In 1999, AB Anders Hillertz and Meltic Hillertz merged to form Meltic AB. The company had operations in Mölndal and Lanna, and its collection area covered Götaland, Svealand and Denmark. Meltic AB had approximately 300 skip loader containers rented out in Sweden for the collection of various industrial fractions, as well as the contract with Wuppi in Denmark.

In 2001, the four people from Småland sold their shares in Meltic AB to the German waste management group DAW. Anders, who owned 25% of the company, now had German co-owners. The company changed its name to Swerec AB. As part of the acquisition, Anders also acquired a shareholding in the Danish company Danrec, which at that time mainly manufactured plastic granulate and only had a small production of plastic sheets.

In Lanna, a new technology for sorting plastic by density was invested in. A washing plant for the collected Danish PVC was installed, and the company often hosted industry professionals, municipalities and other visitors who were interested in recycling.

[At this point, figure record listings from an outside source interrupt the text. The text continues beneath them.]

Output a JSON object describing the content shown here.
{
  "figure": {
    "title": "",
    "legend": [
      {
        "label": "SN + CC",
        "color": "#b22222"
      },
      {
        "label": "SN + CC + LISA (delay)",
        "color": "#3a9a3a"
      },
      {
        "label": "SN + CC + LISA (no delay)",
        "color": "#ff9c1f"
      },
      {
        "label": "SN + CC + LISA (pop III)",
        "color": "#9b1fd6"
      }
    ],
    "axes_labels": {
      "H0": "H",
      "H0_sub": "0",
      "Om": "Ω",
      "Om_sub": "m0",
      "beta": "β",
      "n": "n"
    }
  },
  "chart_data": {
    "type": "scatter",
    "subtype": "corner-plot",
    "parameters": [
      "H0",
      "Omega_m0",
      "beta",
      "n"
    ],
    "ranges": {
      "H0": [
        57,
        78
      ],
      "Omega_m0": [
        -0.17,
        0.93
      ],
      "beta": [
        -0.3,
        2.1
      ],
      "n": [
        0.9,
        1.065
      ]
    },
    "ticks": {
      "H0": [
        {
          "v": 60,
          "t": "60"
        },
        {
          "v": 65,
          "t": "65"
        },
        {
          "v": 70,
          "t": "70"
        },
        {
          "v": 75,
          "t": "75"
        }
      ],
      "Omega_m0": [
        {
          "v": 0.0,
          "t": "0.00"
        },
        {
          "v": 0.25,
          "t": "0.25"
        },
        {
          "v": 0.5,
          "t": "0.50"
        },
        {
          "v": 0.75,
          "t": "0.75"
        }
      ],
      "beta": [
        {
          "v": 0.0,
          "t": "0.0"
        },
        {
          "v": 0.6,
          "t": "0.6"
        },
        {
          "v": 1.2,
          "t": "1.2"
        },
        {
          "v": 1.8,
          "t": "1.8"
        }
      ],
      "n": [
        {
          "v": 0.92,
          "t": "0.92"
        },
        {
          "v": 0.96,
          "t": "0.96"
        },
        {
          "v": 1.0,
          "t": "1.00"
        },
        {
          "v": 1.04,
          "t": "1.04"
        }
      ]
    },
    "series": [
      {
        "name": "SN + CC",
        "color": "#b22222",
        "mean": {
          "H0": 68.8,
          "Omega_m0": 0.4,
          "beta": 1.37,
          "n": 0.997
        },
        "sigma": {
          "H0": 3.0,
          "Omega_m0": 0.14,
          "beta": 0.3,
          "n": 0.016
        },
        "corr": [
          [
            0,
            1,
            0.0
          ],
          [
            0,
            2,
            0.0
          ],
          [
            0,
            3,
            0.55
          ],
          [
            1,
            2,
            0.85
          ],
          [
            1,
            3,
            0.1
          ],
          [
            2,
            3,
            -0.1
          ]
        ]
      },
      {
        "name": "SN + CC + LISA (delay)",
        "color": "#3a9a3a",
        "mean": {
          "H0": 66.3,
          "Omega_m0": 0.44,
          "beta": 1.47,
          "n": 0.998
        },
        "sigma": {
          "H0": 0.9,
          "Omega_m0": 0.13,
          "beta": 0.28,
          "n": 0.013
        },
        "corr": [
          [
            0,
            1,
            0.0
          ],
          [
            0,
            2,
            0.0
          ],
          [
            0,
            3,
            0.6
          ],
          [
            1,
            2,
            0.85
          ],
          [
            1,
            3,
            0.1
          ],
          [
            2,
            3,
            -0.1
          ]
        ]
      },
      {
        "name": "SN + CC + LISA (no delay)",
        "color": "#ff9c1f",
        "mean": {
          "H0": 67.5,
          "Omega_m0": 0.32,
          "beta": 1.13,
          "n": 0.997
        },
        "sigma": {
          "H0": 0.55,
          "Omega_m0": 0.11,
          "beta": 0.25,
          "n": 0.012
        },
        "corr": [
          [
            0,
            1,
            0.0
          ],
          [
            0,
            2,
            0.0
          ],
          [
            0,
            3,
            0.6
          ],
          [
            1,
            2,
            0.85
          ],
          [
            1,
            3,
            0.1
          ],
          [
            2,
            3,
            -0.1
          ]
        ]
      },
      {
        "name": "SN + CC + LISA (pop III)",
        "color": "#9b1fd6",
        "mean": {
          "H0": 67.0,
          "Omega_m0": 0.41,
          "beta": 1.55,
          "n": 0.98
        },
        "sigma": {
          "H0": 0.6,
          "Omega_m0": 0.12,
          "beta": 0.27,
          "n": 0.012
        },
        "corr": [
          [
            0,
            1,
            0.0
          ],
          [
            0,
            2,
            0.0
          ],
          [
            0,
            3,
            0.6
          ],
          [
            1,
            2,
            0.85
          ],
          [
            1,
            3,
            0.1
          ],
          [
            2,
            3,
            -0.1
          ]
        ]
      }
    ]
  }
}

Fire in Lanna on June 29, 2009

In 2005, a major fire broke out in the company’s premises and one hall burned down. However, just one year later, a new hall with optical sorting was in place and the business continued to grow.

Reisswolf also grew steadily, acquiring contracts with the Swedish Social Insurance Agency, Sahlgrenska University Hospital and the major commercial banks. It opened a branch in Stockholm in 2005, which caused the larger competitor IL Sekretess to become concerned. IL Sekretess made an offer and bought the business in 2008.

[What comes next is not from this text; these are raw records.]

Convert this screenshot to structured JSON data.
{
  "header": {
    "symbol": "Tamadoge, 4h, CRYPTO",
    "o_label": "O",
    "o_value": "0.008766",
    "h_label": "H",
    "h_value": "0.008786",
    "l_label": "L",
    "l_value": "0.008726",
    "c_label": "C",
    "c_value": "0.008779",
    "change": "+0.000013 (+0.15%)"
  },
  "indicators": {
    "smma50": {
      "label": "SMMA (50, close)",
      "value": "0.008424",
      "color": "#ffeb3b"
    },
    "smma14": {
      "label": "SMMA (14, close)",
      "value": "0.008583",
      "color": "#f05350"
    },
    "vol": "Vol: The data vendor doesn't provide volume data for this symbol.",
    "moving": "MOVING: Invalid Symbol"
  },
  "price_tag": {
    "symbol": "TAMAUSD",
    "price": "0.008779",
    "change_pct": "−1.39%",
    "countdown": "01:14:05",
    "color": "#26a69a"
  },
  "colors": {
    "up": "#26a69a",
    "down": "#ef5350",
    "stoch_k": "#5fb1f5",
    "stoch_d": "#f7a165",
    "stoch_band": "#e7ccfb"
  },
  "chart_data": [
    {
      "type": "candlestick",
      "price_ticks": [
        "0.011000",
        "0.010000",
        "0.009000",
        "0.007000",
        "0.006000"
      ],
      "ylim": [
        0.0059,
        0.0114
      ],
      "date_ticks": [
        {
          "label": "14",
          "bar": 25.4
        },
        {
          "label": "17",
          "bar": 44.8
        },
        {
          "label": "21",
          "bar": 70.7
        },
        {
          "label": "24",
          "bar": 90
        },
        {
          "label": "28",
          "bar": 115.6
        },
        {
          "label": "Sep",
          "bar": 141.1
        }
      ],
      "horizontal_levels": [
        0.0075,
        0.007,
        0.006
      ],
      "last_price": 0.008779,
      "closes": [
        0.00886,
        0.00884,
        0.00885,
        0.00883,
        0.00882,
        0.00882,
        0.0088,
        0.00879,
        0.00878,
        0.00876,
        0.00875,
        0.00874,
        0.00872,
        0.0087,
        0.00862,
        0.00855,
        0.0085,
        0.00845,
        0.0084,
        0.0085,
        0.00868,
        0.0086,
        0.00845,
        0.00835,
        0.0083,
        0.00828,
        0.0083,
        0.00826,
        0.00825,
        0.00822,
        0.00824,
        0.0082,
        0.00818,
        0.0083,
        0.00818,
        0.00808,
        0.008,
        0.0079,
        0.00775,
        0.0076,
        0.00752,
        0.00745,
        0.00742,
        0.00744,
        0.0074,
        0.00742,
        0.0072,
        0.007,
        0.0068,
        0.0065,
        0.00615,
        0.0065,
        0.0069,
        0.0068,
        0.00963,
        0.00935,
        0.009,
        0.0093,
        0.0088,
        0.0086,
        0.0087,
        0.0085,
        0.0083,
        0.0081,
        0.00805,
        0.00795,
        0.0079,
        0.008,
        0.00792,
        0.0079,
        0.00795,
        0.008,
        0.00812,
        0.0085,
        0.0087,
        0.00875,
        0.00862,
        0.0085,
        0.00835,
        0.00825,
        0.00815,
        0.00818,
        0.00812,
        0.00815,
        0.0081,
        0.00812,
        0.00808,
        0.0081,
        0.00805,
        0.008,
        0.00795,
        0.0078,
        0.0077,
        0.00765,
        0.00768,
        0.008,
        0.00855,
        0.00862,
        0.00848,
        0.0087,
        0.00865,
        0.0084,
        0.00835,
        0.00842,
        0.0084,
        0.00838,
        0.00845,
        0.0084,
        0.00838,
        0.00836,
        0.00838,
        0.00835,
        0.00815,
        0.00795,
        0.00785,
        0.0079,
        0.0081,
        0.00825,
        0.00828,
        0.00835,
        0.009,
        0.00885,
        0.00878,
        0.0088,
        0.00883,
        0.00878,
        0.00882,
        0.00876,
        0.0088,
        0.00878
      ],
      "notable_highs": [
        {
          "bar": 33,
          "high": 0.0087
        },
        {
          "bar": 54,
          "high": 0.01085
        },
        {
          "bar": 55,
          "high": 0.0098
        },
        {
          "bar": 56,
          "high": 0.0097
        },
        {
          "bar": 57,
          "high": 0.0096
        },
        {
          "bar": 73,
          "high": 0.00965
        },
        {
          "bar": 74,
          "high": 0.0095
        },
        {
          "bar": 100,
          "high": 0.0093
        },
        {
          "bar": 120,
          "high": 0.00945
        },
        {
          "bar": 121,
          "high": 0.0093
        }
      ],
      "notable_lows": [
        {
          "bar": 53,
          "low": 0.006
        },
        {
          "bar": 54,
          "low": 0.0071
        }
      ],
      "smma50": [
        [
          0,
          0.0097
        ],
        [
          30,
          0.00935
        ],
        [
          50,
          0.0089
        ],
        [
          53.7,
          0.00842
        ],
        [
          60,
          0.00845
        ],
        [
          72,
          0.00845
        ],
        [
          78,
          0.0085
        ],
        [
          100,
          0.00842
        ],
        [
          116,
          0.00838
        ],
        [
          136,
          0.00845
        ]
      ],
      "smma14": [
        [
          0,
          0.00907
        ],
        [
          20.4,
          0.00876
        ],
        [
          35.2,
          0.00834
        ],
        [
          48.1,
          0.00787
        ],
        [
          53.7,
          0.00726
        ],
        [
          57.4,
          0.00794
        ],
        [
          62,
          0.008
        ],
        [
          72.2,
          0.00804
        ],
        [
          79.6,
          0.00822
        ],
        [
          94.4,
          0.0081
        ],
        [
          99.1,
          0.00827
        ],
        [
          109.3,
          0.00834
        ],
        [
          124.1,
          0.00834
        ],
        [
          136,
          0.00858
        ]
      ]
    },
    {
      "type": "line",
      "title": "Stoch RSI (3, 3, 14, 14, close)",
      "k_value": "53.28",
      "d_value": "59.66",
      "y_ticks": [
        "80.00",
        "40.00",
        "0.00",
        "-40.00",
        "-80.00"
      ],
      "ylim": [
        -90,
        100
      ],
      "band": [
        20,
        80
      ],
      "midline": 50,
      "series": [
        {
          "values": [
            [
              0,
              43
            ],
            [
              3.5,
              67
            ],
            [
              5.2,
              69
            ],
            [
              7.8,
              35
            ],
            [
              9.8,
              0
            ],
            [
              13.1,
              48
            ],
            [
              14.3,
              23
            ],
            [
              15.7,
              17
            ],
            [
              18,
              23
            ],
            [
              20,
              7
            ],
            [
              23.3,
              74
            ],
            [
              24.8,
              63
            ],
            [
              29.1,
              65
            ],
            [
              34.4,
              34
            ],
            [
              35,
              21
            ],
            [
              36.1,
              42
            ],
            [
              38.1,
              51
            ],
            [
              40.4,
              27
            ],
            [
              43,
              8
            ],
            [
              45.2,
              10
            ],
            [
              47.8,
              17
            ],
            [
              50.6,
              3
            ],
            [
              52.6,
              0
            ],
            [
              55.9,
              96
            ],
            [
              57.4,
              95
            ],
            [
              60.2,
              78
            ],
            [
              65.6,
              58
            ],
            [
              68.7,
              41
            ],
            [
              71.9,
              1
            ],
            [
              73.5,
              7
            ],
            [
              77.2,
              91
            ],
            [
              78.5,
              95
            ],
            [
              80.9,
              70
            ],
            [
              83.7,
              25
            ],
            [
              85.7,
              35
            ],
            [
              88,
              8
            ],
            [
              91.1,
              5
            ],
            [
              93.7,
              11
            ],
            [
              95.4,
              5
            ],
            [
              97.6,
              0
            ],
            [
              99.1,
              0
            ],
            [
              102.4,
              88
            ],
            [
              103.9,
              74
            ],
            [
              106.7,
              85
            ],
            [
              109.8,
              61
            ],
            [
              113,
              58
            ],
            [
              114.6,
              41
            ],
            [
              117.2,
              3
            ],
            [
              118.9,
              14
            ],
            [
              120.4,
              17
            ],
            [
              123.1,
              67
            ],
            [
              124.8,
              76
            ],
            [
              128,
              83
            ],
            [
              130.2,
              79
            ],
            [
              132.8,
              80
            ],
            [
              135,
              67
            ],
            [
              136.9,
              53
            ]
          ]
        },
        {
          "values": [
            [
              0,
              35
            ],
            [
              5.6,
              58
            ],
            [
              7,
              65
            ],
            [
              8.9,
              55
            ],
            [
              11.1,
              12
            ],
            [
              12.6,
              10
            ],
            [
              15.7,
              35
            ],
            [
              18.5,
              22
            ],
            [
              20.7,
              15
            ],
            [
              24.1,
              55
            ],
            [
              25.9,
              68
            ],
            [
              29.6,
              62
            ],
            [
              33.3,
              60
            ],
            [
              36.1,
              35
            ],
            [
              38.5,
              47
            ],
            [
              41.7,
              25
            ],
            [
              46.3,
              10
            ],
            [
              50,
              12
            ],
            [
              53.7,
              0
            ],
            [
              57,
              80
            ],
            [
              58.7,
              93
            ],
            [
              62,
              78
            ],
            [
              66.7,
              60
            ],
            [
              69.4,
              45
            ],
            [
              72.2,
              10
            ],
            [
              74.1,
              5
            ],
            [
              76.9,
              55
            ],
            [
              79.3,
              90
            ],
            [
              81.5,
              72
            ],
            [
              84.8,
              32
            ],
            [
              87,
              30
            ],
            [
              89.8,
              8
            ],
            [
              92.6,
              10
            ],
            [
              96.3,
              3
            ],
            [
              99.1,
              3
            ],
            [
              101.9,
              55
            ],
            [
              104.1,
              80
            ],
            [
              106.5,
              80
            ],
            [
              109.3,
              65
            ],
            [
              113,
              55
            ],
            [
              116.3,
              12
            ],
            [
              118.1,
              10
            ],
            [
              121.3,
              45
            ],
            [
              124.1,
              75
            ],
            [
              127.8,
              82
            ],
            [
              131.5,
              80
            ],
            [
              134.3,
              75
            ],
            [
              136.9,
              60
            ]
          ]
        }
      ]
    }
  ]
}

Danrec Updated for the Future

In 2008, Anders took over Danrec, which was not profitable in its production of plastic granulate. It turned out that the machinery was worn out and needed to be reinvested in or shut down. The latter was done in favor of the sheet production, which at that time was mainly sold to the agricultural sector. A new extruder was invested in that could produce sheets with patterns. There was a vision to replace steel sheets used in construction work to protect the ground from traces of construction machinery. This turned out to be the salvation of Danrec.

2009 Danrec Sheet Production

Today, Anders’ son Per Hillertz runs the company Markskydd i Väst AB, which is the market leader in Scandinavia in this sector.

In 2012, Anders sold his share in Swerec AB and formed the company Hailab with his wife Inga-Lill (see what the name Hailab stands for, heading). In the deal, he bought back the packaging trade, restarted AB Anders Hillertz, bought land in Kungsbacka and built an office and 2,500 m2 warehouse. Wholesale agreements were made with, among others, Emballator Mellerud, Greif and other suppliers in order to be able to serve Swedish industry with packaging.

In connection with the restart of AB AH, Anders got in touch with an Italian manufacturer of stainless steel tanks, Marchisio Fratelli, with the brand name Incon. The product range included not only packaging but also equipment that produces products to be filled in packaging.

Over the years, Anders has worked with a Danish wholesaler, Scandrums A/S, which is run by the second generation of Henrik Fagerberg. When Henrik showed an interest in also trading in packaging in Sweden, Anders and Inga-Lill sold the company to Scandrums in 2012. However, they kept the trade in stainless steel tanks as well as the properties. The vision was to work less and enjoy life together.

Unfortunately, life doesn’t always go according to plan. Anders’ beloved wife Inga-Lill passed away in 2019.

In order to live on with faith in the future and with experience from a wonderful working life, Anders feels that the best thing he can do is to continue in the same spirit as long as he has something to contribute. Therefore, Hailab continues to exist, selling plastic raw materials, acting as a consultant with services to collectors of plastic fractions, being a sounding board or talking about old memories.